Improving the bit-parallel NFA of Baeza-Yates and Navarro for approximate string matching

  • Authors:
  • Heikki Hyyrö

  • Affiliations:
  • Department of Computer Sciences, University of Tampere, Finland

  • Venue:
  • Information Processing Letters
  • Year:
  • 2008

Quantified Score

Hi-index 0.89

Visualization

Abstract

We propose a new variant of the bit-parallel NFA of Baeza-Yates and Navarro (BPD) for approximate string matching [R. Baeza-Yates, G. Navarro, Faster approximate string matching, Algorithmica 23 (1999) 127-158]. BPD is one of the most practical approximate string matching algorithms under moderate pattern lengths and error levels [G. Myers, A fast bit-vector algorithm for approximate string matching based on dynamic programming, J. ACM 46 (3) 1989 395-415; G. Navarro, M. Raffinot, Flexible Pattern Matching in Strings-Practical On-line Search Algorithms for Texts and Biological Sequences, Cambridge University Press, Cambridge, UK, 2002]. Given a length-m pattern and an error threshold k, the original BPD requires (m-k)(k+2) bits of space to represent an NFA with (m-k)(k+1) states. In this paper we remove redundancy from the original NFA representation. Our variant requires (m-k)(k+1) bits of space, which is optimal in the sense that exactly one bit per state is used.
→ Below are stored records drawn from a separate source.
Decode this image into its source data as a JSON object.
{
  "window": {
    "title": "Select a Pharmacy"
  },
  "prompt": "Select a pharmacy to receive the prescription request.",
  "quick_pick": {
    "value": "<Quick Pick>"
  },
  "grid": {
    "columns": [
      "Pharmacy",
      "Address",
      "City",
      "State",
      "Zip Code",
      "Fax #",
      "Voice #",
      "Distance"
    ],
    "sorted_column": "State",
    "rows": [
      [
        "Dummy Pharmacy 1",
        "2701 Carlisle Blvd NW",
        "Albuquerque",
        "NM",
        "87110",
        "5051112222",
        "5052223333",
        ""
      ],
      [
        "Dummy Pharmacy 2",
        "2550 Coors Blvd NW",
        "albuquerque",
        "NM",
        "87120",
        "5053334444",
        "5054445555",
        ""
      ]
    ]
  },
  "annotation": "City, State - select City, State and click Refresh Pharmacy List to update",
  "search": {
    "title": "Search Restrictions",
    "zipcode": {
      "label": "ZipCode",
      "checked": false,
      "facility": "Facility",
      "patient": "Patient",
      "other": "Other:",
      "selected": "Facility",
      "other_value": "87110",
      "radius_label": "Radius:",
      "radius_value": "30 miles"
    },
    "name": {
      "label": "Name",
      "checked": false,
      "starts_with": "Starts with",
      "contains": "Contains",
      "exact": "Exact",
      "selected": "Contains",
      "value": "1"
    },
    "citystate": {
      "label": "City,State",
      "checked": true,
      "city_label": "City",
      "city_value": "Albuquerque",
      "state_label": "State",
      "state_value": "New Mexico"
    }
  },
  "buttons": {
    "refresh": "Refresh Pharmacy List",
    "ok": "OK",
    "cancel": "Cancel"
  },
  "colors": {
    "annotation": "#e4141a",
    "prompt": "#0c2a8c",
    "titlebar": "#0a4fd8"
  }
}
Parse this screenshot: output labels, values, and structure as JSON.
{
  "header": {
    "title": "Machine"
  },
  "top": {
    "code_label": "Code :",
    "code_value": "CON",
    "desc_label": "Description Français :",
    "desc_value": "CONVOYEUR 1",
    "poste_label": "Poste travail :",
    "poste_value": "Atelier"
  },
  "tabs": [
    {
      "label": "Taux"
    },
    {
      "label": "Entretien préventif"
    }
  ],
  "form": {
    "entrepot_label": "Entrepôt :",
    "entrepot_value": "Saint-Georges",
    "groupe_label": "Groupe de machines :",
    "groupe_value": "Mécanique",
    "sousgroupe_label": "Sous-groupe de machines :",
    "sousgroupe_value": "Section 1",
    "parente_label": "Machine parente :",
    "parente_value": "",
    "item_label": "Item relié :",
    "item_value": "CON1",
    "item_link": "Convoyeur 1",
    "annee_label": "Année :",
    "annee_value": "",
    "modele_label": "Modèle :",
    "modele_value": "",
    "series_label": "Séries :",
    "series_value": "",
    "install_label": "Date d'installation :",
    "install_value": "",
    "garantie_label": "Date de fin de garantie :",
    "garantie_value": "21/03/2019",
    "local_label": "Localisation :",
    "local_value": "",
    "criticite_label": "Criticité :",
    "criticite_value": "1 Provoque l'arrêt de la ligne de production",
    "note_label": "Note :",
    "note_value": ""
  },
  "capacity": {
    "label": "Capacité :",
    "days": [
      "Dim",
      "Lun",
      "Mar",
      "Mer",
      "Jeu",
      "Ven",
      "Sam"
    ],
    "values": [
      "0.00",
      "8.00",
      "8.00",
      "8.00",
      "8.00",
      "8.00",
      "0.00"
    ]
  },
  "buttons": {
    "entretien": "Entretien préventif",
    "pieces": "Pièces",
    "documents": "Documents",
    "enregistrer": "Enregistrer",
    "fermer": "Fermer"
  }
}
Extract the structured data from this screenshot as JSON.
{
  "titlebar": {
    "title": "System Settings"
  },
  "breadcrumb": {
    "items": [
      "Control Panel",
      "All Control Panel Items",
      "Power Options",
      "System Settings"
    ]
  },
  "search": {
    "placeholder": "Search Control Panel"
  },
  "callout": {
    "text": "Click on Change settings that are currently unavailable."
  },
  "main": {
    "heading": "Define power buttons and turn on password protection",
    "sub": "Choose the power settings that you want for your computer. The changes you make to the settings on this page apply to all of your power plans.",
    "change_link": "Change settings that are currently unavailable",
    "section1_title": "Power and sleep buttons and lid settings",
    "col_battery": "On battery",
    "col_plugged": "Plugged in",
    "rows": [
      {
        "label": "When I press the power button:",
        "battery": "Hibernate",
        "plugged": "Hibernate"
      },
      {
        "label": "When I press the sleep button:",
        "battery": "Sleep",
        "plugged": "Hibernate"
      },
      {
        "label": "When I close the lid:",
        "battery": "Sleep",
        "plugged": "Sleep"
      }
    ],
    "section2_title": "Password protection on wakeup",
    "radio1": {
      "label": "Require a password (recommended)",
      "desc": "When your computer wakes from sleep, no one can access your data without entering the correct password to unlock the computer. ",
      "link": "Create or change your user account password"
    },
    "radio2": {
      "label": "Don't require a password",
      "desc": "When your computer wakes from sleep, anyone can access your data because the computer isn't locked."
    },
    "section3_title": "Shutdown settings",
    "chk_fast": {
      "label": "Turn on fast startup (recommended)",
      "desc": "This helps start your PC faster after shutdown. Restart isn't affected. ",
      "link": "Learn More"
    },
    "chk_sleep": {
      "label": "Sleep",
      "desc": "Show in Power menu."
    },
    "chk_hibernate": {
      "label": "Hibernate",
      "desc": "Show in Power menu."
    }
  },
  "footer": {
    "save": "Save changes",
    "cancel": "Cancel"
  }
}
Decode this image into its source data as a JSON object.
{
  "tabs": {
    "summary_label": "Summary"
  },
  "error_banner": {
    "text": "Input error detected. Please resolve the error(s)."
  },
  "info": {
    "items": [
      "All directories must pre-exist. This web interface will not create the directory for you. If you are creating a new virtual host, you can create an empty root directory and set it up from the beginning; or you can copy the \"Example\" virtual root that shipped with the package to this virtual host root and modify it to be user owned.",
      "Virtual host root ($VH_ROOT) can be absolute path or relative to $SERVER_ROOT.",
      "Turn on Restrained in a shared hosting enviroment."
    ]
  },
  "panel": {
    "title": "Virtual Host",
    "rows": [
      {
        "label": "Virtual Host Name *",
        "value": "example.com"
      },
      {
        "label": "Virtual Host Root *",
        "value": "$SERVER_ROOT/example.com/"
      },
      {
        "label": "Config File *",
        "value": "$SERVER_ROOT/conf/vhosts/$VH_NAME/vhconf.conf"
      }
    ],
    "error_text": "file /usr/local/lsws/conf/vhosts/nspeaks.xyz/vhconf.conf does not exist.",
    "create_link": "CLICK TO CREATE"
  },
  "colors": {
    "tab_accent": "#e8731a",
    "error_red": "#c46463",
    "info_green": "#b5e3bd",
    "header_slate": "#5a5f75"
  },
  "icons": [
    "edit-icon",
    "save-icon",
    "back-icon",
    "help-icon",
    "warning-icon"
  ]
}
The space efficiency is achieved by using an alternative, but equally or even more efficient, simulation algorithm for the bit-parallel NFA. We also present experimental results to compare our modified NFA against the original BPD and its main competitors. Our new variant is more efficient than the original BPD, and it hence takes over/extends the role of the original BPD as one of the most practical approximate string matching algorithms under moderate values of k and m.